The Irrelevance of Money in Baseball

    There was a time when money meant everything in baseball.  Harkening back to the glory days of the George Steinbrenner Yankees.  The high paying, free spending, guaranteed playoffs every year to the Yankees.  George Steinbrenner was the face of this movement, famously pushing player salaries higher and higher, outspending other teams to land superstars seemingly at will.  The Yankees were the face of big spending and big winning.

    Although the Yankees led the charge, other teams got in on the game too and eventually started to mimic the ways of the Yankees.  The Red Sox, Mets, and Angels all used their status as bigger market teams to significantly beef up payroll.  Although none of them came close to the Yankees in terms of total payroll, they all used their position to their advantage.

    It became the glory days for big market teams.  They had the best players, in the prime of their careers, and were essentially using small market teams like the Pirates and A’s as their own personal farm systems.

    Recently though, things have begun to shift.  Rule changes, revenue sharing, and policies distinctively favoring smaller market teams are starting to take effect.  Young players have become the most important part of the game, and by nature, young players are inexpensive to acquire.  Money is no longer king when determining long term success.

    Qualified statistically, ten years ago money accounted for 25% of a team’s success in terms of win-lost record.  Currently, payroll accounts for approximately 4% of a team’s success.  The impact of money has receded so much that near the end of the 2014 season, you could better predict the chances of a team making the playoffs by using alphabetical order than by using payroll figures.

    Some changes throughout the sport that have led to this dramatic shift include more overall revenue, changes in draft structure, limits on signing international players, limits on signing high school players, and the decline of steroid use.  Recently, new television deals for teams have helped increase revenue throughout the game including for small market teams.  Coupled with smart budgeting, smaller market teams now have the ability to give long term contracts to their best players and prevent them from reaching free agency.  They also are able to give them longer term deals earlier in their careers, allowing them to keep players at a lower cost per season, and keep them on the team through their prime years.  The effect here is that if and when star players do become free agents, they are now free agents in their late 20’s and early 30’s as opposed to at 25 or 26 as they were historically.  The bigger market teams who sign them then are given less productivity, as players typically start to decline in their mid 30s.

    Draft rule changes are another large factor in helping smaller market teams be competitive.  Previously, a major issue for smaller market teams would relate to the size of the bonus given to a draft pick.  Prospects known to be seeking larger bonuses may have fallen in the draft because smaller market teams could not afford to pay them.  It created a situation where the best players in the draft might be taken later in the first round where the more free spending teams picked.  Changes to the bonus rules limit the amount each team can spend and penalizes them for going over.  This has helped to mitigate the spending advantage of bigger market teams.
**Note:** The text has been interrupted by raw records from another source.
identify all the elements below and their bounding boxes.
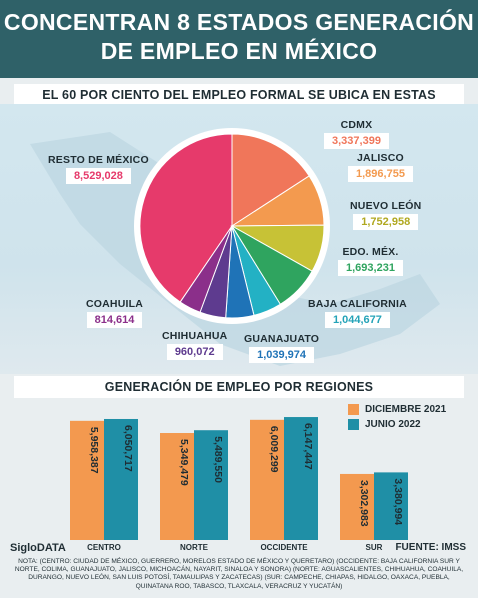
brand-logo-text: SigloDATA bbox=[10, 542, 66, 554]
pie-label-baja-california: BAJA CALIFORNIA 1,044,677 bbox=[308, 298, 407, 328]
footnote: NOTA: (CENTRO: CIUDAD DE MÉXICO, GUERRER… bbox=[14, 558, 464, 590]
pie-slice-1 bbox=[231, 133, 310, 227]
pie-label-value: 814,614 bbox=[86, 312, 143, 328]
bar-sur-0 bbox=[340, 473, 374, 540]
pie-label-coahuila: COAHUILA 814,614 bbox=[86, 298, 143, 328]
pie-label-name: COAHUILA bbox=[86, 298, 144, 310]
bar-category-label: NORTE bbox=[180, 543, 209, 552]
bar-value-label: 5,489,550 bbox=[212, 436, 224, 483]
header-title-line2: DE EMPLEO EN MÉXICO bbox=[100, 38, 378, 64]
pie-label-guanajuato: GUANAJUATO 1,039,974 bbox=[244, 333, 319, 363]
pie-label-value: 960,072 bbox=[166, 344, 223, 360]
header-title-line1: CONCENTRAN 8 ESTADOS GENERACIÓN bbox=[3, 9, 475, 35]
pie-label-resto-mexico: RESTO DE MÉXICO 8,529,028 bbox=[48, 154, 149, 184]
legend-label: DICIEMBRE 2021 bbox=[365, 404, 447, 415]
pie-label-name: BAJA CALIFORNIA bbox=[308, 298, 407, 310]
bar-occidente-0 bbox=[250, 419, 284, 540]
header-banner: CONCENTRAN 8 ESTADOS GENERACIÓN DE EMPLE… bbox=[0, 0, 478, 78]
pie-label-value: 1,044,677 bbox=[324, 312, 390, 328]
pie-slice-8 bbox=[179, 225, 233, 313]
bar-sur-1 bbox=[374, 472, 408, 540]
pie-label-name: GUANAJUATO bbox=[244, 333, 320, 345]
bar-value-label: 6,147,447 bbox=[302, 423, 314, 470]
bar-value-label: 3,380,994 bbox=[392, 478, 404, 525]
pie-label-name: NUEVO LEÓN bbox=[350, 200, 422, 212]
bar-norte-1 bbox=[194, 430, 228, 540]
pie-label-name: EDO. MÉX. bbox=[342, 246, 399, 258]
pie-label-name: RESTO DE MÉXICO bbox=[48, 154, 149, 166]
legend-swatch bbox=[348, 404, 359, 415]
bar-value-label: 5,349,479 bbox=[178, 439, 190, 486]
bar-section-title: GENERACIÓN DE EMPLEO POR REGIONES bbox=[14, 376, 464, 398]
legend-label: JUNIO 2022 bbox=[365, 419, 421, 430]
bar-centro-1 bbox=[104, 418, 138, 540]
pie-label-value: 8,529,028 bbox=[65, 168, 131, 184]
legend-swatch bbox=[348, 419, 359, 430]
bar-category-label: CENTRO bbox=[87, 543, 121, 552]
pie-label-name: JALISCO bbox=[357, 152, 404, 164]
pie-label-value: 1,896,755 bbox=[348, 166, 413, 182]
pie-label-name: CHIHUAHUA bbox=[162, 330, 228, 342]
pie-chart-area bbox=[134, 128, 330, 324]
bar-value-label: 6,050,717 bbox=[122, 425, 134, 472]
pie-label-chihuahua: CHIHUAHUA 960,072 bbox=[162, 330, 227, 360]
bar-occidente-1 bbox=[284, 417, 318, 540]
bar-value-label: 6,009,299 bbox=[268, 426, 280, 473]
bar-norte-0 bbox=[160, 433, 194, 540]
pie-label-value: 1,693,231 bbox=[338, 260, 403, 276]
mexico-map-shape bbox=[30, 132, 440, 366]
bar-chart-area: 5,958,387 6,050,717 CENTRO 5,349,479 5,489,5… bbox=[0, 402, 478, 552]
pie-label-nuevo-leon: NUEVO LEÓN 1,752,958 bbox=[350, 200, 421, 230]
bar-legend: DICIEMBRE 2021 JUNIO 2022 bbox=[348, 404, 446, 434]
legend-item-jun-2022: JUNIO 2022 bbox=[348, 419, 446, 430]
legend-item-dic-2021: DICIEMBRE 2021 bbox=[348, 404, 446, 415]
source-text: FUENTE: IMSS bbox=[395, 542, 466, 553]
pie-chart bbox=[134, 128, 330, 324]
bar-value-label: 3,302,983 bbox=[358, 480, 370, 527]
bar-centro-0 bbox=[70, 420, 104, 540]
pie-label-value: 1,039,974 bbox=[249, 347, 315, 363]
bar-category-label: SUR bbox=[366, 543, 383, 552]
pie-slice-0 bbox=[139, 133, 233, 303]
pie-label-name: CDMX bbox=[340, 119, 373, 131]
pie-label-jalisco: JALISCO 1,896,755 bbox=[348, 152, 413, 182]
pie-label-value: 1,752,958 bbox=[353, 214, 419, 230]
bar-category-label: OCCIDENTE bbox=[260, 543, 308, 552]
pie-label-cdmx: CDMX 3,337,399 bbox=[324, 119, 389, 149]
pie-label-value: 3,337,399 bbox=[324, 133, 389, 149]
bar-value-label: 5,958,387 bbox=[88, 427, 100, 474]
pie-label-edo-mex: EDO. MÉX. 1,693,231 bbox=[338, 246, 403, 276]
bar-chart: 5,958,387 6,050,717 CENTRO 5,349,479 5,489,5… bbox=[70, 417, 408, 552]
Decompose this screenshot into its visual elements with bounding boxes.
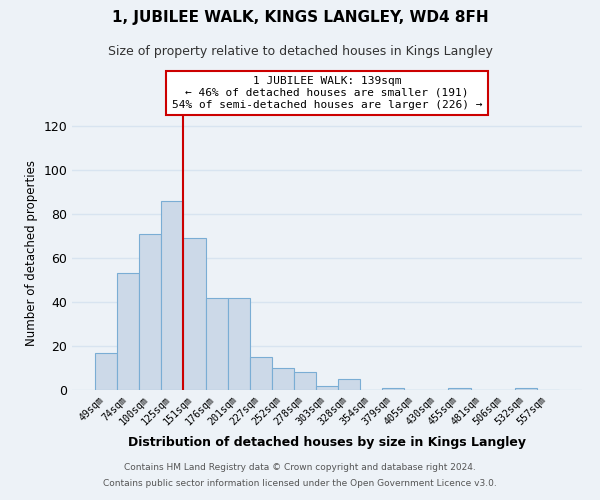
Text: 1, JUBILEE WALK, KINGS LANGLEY, WD4 8FH: 1, JUBILEE WALK, KINGS LANGLEY, WD4 8FH xyxy=(112,10,488,25)
Bar xyxy=(448,388,470,390)
Bar xyxy=(382,388,404,390)
Bar xyxy=(227,298,250,390)
Bar xyxy=(272,368,294,390)
Bar xyxy=(139,234,161,390)
Bar xyxy=(95,352,117,390)
Bar xyxy=(250,357,272,390)
Bar xyxy=(117,274,139,390)
Text: Contains public sector information licensed under the Open Government Licence v3: Contains public sector information licen… xyxy=(103,478,497,488)
Bar xyxy=(184,238,206,390)
Bar xyxy=(515,388,537,390)
Text: Contains HM Land Registry data © Crown copyright and database right 2024.: Contains HM Land Registry data © Crown c… xyxy=(124,464,476,472)
Bar xyxy=(206,298,227,390)
Y-axis label: Number of detached properties: Number of detached properties xyxy=(25,160,38,346)
Bar xyxy=(338,379,360,390)
X-axis label: Distribution of detached houses by size in Kings Langley: Distribution of detached houses by size … xyxy=(128,436,526,448)
Bar xyxy=(294,372,316,390)
Bar xyxy=(161,201,184,390)
Bar xyxy=(316,386,338,390)
Text: 1 JUBILEE WALK: 139sqm
← 46% of detached houses are smaller (191)
54% of semi-de: 1 JUBILEE WALK: 139sqm ← 46% of detached… xyxy=(172,76,482,110)
Text: Size of property relative to detached houses in Kings Langley: Size of property relative to detached ho… xyxy=(107,45,493,58)
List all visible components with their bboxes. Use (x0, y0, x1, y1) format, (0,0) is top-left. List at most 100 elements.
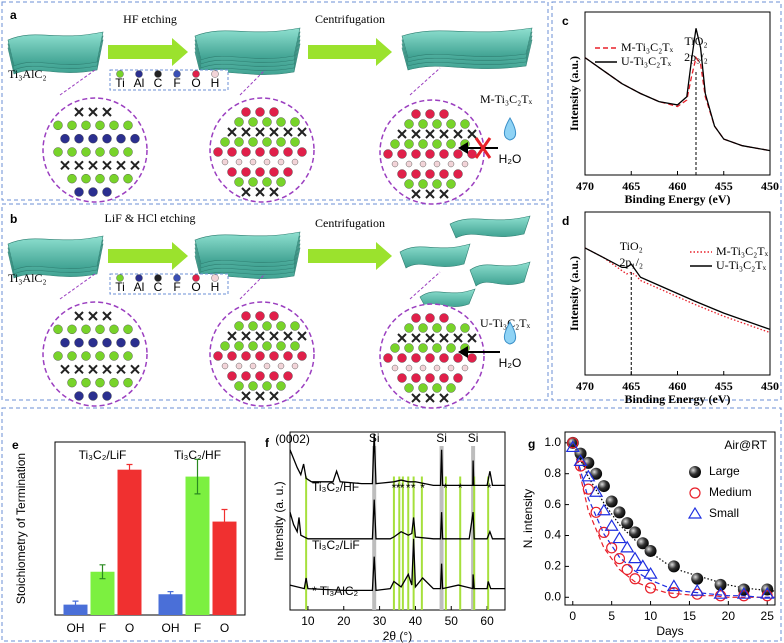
marker (635, 559, 650, 571)
carbon-atom (297, 127, 307, 137)
atom (60, 337, 70, 348)
legend-label: Medium (709, 485, 752, 499)
atom (123, 147, 133, 157)
marker (636, 537, 649, 550)
carbon-atom (397, 333, 407, 343)
element-label: O (191, 280, 200, 294)
carbon-atom (74, 364, 84, 375)
plot-frame (54, 441, 246, 616)
atom (255, 351, 265, 361)
zoom-line (59, 271, 441, 300)
atom (95, 120, 105, 131)
atom (262, 137, 272, 147)
water-label: H₂O (499, 152, 522, 166)
atom (227, 351, 237, 361)
element-swatch (211, 70, 219, 78)
legend-label: U-Ti₃C₂Tₓ (621, 54, 672, 68)
atom (255, 311, 265, 321)
category-label: O (125, 621, 134, 635)
element-label: F (173, 76, 180, 90)
x-tick-label: 470 (576, 179, 594, 193)
marker (760, 587, 775, 599)
atom (447, 364, 455, 372)
peak-annotation: 2p₁/₂ (619, 255, 643, 269)
atom (123, 324, 133, 335)
atom (234, 137, 244, 147)
atom (425, 169, 435, 179)
panel-label: a (10, 8, 17, 22)
x-tick-label: 465 (622, 179, 640, 193)
atom (425, 149, 435, 159)
element-label: O (191, 76, 200, 90)
carbon-atom (283, 331, 293, 341)
atom (425, 353, 435, 363)
carbon-atom (227, 331, 237, 341)
atom (439, 313, 449, 323)
carbon-atom (74, 107, 84, 117)
atom (221, 158, 229, 166)
marker (666, 579, 681, 592)
carbon-atom (116, 160, 126, 171)
carbon-atom (241, 331, 251, 341)
flake (399, 243, 471, 269)
atom (453, 353, 463, 363)
atom (60, 133, 70, 144)
atom (439, 353, 449, 363)
atom (404, 343, 414, 353)
carbon-atom (425, 333, 435, 343)
atom (446, 119, 456, 129)
material-label: M-Ti₃C₂Tₓ (480, 92, 533, 106)
atom (460, 119, 470, 129)
atom (453, 169, 463, 179)
atom (81, 351, 91, 361)
carbon-atom (439, 333, 449, 343)
atom (283, 147, 293, 157)
zoom-line (59, 67, 441, 96)
carbon-atom (439, 393, 449, 403)
marker (689, 466, 701, 478)
atom (234, 341, 244, 351)
element-swatch (154, 274, 162, 282)
step-label: LiF & HCl etching (105, 211, 196, 225)
atom (290, 341, 300, 351)
atom (241, 311, 251, 321)
element-swatch (135, 70, 143, 78)
bar (158, 594, 183, 615)
block-cross (474, 137, 492, 159)
atom (383, 353, 393, 363)
flake (401, 27, 533, 59)
atom (248, 381, 258, 391)
y-axis-label: Stoichiometry of Termination (14, 453, 28, 604)
marker (629, 526, 641, 539)
element-swatch (116, 70, 124, 78)
atom (461, 364, 469, 372)
peak-annotation: TiO₂ (620, 239, 643, 253)
atom (411, 169, 421, 179)
carbon-atom (411, 333, 421, 343)
atom (53, 147, 63, 157)
reference-label: Si (436, 431, 447, 445)
atom (269, 167, 279, 177)
atom (411, 109, 421, 119)
atom (220, 341, 230, 351)
peak-star: * (443, 481, 448, 495)
carbon-atom (297, 331, 307, 341)
atom (248, 321, 258, 331)
atom (74, 133, 84, 144)
carbon-atom (255, 331, 265, 341)
x-tick-label: 470 (576, 379, 594, 393)
atom (439, 149, 449, 159)
carbon-atom (130, 364, 140, 375)
legend-label: U-Ti₃C₂Tₓ (716, 258, 767, 272)
process-arrow (108, 242, 188, 270)
carbon-atom (453, 129, 463, 139)
carbon-atom (397, 129, 407, 139)
element-swatch (192, 274, 200, 282)
atom (432, 343, 442, 353)
carbon-atom (88, 160, 98, 171)
marker (621, 517, 634, 530)
carbon-atom (467, 129, 477, 139)
marker (687, 506, 703, 519)
panel-label: d (562, 214, 569, 228)
x-axis-label: Days (656, 624, 683, 638)
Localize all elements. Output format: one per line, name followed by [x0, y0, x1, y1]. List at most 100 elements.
    Lastly, the decrease in steroid use throughout the game has helped to limit the supply of useful and productive players in their late 30s.  Typically these are the players most readily available via free agency as their most productive days are behind them, and can be had slightly cheaper.  At the height of the steroid era, players were more and more productive deep into their 30s and sometimes early 40s.  As steroids have faded, so has the availability of this type of player to bigger market teams willing to pay a large amount for one or two years of service.  These short terms contracts were a staple of big market teams during the steroid era.

    All of these changes have helped to level the playing field in major league baseball while decreasing the importance of money in relation to winning.  Scouting, advanced analytics, strong decision making, and the all mighty young player now rule the roost in the MLB, and with that has come more competitive balance and more exciting baseball.